Geschockt sah sie, wie ich im Affekt auf meinen Ehemann einschlug, ihn trat, kratzte, kniff, bis er sich nicht mehr bewegte. Was ich getan hatte, registrierte ich erst Stunden später. Ob es mir leid tut? Gute Frage. Es tut verdammt weh, das sie mir meine Tochter weggenommen haben. Es vergeht kaum eine Stunde, in der ich nicht an sie denke. Jedes mal aufs Neue frage ich mich, wie es ihr geht und ob sie den Schock irgendwie unbeschadet überstanden hat. Über den Tod meines Mannes mache ich keine Aussage. Nur so viel; während unseres Streits verplapperte er sich. Ich war nicht überrascht, als er von einer anderen Frau

sprach, mit der er sehr viel Zeit auf und außerhalb des Golfplatzes verbrachte. Tief in mir hatte ich es schon lange geahnt. Mich hatte es damals gefreut, das er ein Hobby gefunden hatte, welches er zum Ausgleich betrieb. Ab uns zu braucht man auch mal Abstand von Arbeit und Familie. Deswegen hatte ich anfangs auch nichts dagegen gehabt, das er mit golfen anfängt. Hätte ich gewusst, das ich dadurch verliere, … Ob es mir leid tut? Ich frage mich, wie alles gekommen wäre, wenn er nicht die Beförderung bekommen hätte; wenn nicht dieser neue Kollege gewesen und ihn zum Golfen mitgenommen hätte. Wie

würde mein Leben aussehen, wenn er seine Freizeit mit uns, anstatt auf dem Golfplatz verbracht hätte? Meine Zellengenossin und ich verstehen uns wunderbar. Wir sind ein Herz und eine Seele. Das Ganze hat auch sein Gutes. Wenn ich meinen Mann nicht umgebracht hätte, wäre ich nicht hinter Schloss und Riegel gekommen und hätte sie niemals kennengelernt. Auch sie hatte im Affekt gehandelt. Nur mit dem Unterschied, das er sie nicht vernachlässigt und hintergangen hatte, sondern geschlagen und misshandelt.
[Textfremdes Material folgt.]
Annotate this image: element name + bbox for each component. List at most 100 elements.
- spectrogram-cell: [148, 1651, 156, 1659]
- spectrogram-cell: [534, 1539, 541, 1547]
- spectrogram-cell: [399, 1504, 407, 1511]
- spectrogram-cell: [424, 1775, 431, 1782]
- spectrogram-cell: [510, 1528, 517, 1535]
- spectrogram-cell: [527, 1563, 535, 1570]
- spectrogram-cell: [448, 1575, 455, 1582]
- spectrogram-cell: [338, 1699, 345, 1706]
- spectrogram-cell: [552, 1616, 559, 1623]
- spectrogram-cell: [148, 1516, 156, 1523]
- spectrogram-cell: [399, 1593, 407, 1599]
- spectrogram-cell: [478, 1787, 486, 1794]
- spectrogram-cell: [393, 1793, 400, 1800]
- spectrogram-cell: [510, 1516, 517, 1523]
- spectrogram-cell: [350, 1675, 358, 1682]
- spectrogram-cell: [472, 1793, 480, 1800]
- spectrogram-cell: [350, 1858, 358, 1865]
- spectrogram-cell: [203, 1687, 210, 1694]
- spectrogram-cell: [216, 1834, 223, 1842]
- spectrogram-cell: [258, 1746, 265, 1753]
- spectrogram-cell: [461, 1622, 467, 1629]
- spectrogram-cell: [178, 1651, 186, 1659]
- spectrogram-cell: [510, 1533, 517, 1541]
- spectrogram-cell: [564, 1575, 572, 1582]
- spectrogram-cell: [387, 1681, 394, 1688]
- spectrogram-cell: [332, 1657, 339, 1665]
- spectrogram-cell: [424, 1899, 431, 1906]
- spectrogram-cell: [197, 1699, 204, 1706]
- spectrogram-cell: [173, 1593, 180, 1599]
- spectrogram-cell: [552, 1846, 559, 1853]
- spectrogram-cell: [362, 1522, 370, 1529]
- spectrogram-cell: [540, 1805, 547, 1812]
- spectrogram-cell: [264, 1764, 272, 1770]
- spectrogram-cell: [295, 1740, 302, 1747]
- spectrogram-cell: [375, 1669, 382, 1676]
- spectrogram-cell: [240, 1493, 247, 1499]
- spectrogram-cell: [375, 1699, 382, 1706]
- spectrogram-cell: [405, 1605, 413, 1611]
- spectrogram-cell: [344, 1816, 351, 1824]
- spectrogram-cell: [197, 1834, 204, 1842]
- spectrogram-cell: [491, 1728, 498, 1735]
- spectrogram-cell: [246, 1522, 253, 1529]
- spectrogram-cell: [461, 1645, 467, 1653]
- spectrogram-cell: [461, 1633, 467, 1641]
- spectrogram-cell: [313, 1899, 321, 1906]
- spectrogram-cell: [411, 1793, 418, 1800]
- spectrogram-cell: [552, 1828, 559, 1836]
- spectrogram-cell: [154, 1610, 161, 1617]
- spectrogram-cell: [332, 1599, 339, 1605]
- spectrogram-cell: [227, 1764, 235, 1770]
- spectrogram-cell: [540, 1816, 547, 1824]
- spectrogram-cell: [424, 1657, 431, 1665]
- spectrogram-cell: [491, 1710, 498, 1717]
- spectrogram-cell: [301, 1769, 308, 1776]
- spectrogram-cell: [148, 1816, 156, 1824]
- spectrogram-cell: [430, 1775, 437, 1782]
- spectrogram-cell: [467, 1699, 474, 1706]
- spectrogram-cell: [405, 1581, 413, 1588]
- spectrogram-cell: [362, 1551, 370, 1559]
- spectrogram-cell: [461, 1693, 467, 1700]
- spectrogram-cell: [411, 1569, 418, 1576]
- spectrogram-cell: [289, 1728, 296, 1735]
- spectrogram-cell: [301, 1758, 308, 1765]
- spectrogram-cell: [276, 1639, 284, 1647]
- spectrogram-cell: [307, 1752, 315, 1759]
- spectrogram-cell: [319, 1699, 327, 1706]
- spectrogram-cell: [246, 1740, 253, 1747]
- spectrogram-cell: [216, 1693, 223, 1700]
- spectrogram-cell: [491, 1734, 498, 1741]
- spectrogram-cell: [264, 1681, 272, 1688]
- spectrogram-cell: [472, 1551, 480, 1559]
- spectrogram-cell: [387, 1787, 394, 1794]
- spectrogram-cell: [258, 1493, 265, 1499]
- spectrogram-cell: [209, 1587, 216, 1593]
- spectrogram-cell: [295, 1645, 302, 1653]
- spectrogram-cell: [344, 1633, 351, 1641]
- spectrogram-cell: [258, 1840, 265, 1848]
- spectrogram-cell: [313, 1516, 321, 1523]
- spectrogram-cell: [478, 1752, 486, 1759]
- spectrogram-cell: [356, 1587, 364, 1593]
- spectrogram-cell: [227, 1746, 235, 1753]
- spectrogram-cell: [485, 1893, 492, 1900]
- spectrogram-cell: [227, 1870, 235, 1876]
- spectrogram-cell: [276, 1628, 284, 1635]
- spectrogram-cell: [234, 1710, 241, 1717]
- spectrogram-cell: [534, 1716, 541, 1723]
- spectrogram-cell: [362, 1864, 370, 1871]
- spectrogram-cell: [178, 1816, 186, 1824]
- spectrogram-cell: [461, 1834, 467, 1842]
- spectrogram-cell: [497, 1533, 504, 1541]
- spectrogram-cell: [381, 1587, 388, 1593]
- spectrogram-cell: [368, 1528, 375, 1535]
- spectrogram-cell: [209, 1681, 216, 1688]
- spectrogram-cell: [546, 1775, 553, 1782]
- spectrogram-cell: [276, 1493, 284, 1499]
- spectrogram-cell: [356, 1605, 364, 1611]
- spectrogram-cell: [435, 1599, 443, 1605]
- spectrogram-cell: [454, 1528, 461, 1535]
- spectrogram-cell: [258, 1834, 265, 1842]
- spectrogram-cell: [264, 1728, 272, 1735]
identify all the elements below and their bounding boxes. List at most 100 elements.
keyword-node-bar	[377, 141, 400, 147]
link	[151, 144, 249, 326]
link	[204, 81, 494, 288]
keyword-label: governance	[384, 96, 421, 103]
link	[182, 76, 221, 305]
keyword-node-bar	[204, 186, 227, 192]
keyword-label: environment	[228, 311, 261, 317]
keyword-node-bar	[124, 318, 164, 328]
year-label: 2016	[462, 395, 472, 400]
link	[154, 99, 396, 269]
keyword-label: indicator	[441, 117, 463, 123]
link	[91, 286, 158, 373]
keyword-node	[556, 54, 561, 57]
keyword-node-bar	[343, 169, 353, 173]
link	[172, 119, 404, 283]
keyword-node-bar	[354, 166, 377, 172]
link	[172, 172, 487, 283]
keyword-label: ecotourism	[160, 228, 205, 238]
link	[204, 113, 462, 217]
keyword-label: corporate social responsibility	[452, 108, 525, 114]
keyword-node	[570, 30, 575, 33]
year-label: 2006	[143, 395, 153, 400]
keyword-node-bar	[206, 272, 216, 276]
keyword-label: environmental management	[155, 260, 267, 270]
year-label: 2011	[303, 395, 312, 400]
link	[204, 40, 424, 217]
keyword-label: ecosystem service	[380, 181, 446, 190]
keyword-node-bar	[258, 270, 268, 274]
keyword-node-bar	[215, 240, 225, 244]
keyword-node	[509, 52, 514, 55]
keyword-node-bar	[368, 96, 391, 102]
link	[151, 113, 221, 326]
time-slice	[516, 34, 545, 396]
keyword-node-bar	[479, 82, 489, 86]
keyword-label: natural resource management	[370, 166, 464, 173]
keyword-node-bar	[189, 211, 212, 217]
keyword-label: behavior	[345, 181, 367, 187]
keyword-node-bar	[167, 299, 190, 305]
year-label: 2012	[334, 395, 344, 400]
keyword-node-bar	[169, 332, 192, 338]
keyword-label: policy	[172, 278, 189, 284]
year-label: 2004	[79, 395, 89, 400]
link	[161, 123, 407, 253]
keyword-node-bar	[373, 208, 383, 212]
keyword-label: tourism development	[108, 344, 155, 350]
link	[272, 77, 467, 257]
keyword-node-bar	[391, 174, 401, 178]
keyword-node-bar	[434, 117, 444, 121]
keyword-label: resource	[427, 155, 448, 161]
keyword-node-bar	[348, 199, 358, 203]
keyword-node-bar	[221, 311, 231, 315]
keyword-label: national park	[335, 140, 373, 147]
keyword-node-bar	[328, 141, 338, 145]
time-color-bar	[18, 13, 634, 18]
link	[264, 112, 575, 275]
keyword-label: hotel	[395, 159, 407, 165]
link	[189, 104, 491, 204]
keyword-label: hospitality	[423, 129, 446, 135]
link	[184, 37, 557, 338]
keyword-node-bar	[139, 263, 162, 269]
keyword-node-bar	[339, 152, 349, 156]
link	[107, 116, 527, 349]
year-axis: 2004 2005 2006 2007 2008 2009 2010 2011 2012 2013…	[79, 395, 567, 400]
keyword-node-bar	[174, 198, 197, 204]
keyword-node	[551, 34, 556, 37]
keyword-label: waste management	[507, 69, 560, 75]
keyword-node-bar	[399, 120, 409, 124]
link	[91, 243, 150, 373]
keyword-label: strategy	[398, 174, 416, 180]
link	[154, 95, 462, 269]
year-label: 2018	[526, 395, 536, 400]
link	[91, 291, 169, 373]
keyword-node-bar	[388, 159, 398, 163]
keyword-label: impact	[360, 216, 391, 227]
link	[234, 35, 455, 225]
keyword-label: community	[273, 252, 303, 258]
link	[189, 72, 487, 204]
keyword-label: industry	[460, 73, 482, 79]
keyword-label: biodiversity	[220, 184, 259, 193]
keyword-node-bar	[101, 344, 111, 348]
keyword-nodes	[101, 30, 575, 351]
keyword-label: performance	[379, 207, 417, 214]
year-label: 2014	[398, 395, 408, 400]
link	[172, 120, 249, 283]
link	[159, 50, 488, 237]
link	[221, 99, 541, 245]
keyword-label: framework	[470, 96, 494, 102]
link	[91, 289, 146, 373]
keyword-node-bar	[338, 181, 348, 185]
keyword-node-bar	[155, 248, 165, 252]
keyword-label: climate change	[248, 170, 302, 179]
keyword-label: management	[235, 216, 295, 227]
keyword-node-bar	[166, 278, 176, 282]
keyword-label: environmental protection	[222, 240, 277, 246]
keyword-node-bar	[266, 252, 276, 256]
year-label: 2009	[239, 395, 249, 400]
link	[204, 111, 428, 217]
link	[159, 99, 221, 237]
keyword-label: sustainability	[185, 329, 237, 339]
Daher war ihre Strafe auch ein wenig milder ausgefallen. Bei einem unserer Gespräche stellten wir auch fest, das wir

von der Selben Richterin verurteilt wurden. Manchmal liegen wir gemeinsam in einem Bett, kuscheln und schweigen. Es fühlt sich wunderbar an, wenn ich in ihren Armen liege. Sie gibt mir ein wohliges Sicherheitsgefühl. Obwohl ich nicht auf Frauen stehe, genieße ich die Zweisamkeit mit ihr. Manchmal spiele ich mit dem Gedanken, mit ihr zusammen zu ziehen, wenn wir hier draußen sind. Es kommt mir auch oft der Gedanke, eine Straftat zu begehen, um wieder eingebuchtet zu werden. Denn was erwartet mich da draußen? Meine Eltern sind tot. Zuerst starb mein Vater, kurz danach meine Mutter. Mehr Familie habe

ich nicht. Und meine Tochter? Seit dem sie mir weggenommen wurde, habe ich nichts mehr von ihr gehört. Weder weiß ich, wo sie ist, noch wie es ihr geht. Will sie Kontakt zu der Frau haben, die ihren Vater auf dem Gewissen hat? Die erste Zeit war schwer gewesen. Doch in der Zwischenzeit habe ich mich an das Leben hinter Gitter gewöhnt. Ich kann mir nicht vorstellen, in Freiheit zu leben. In den letzten Jahren hat sich mein Körper an den Rhythmus hier drin angepasst. Alles was ich brauche, finde ich hier. Da draußen habe ich nichts. Müsste ich bei null anfangen. Welcher Arbeitgeber will schon eine Frau einstellen, die fast fünfzig ist und ein

halbes Leben lang im Knast verbracht hatte? Ich kann in Freiheit nicht mehr leben. Um mich noch einmal umzustellen, dafür bin ich zu alt. An dem Tag, wo sich mich entlassen, werde ich den nächsten Mord begehen. Diesmal vorsätzlich und nicht im Affekt.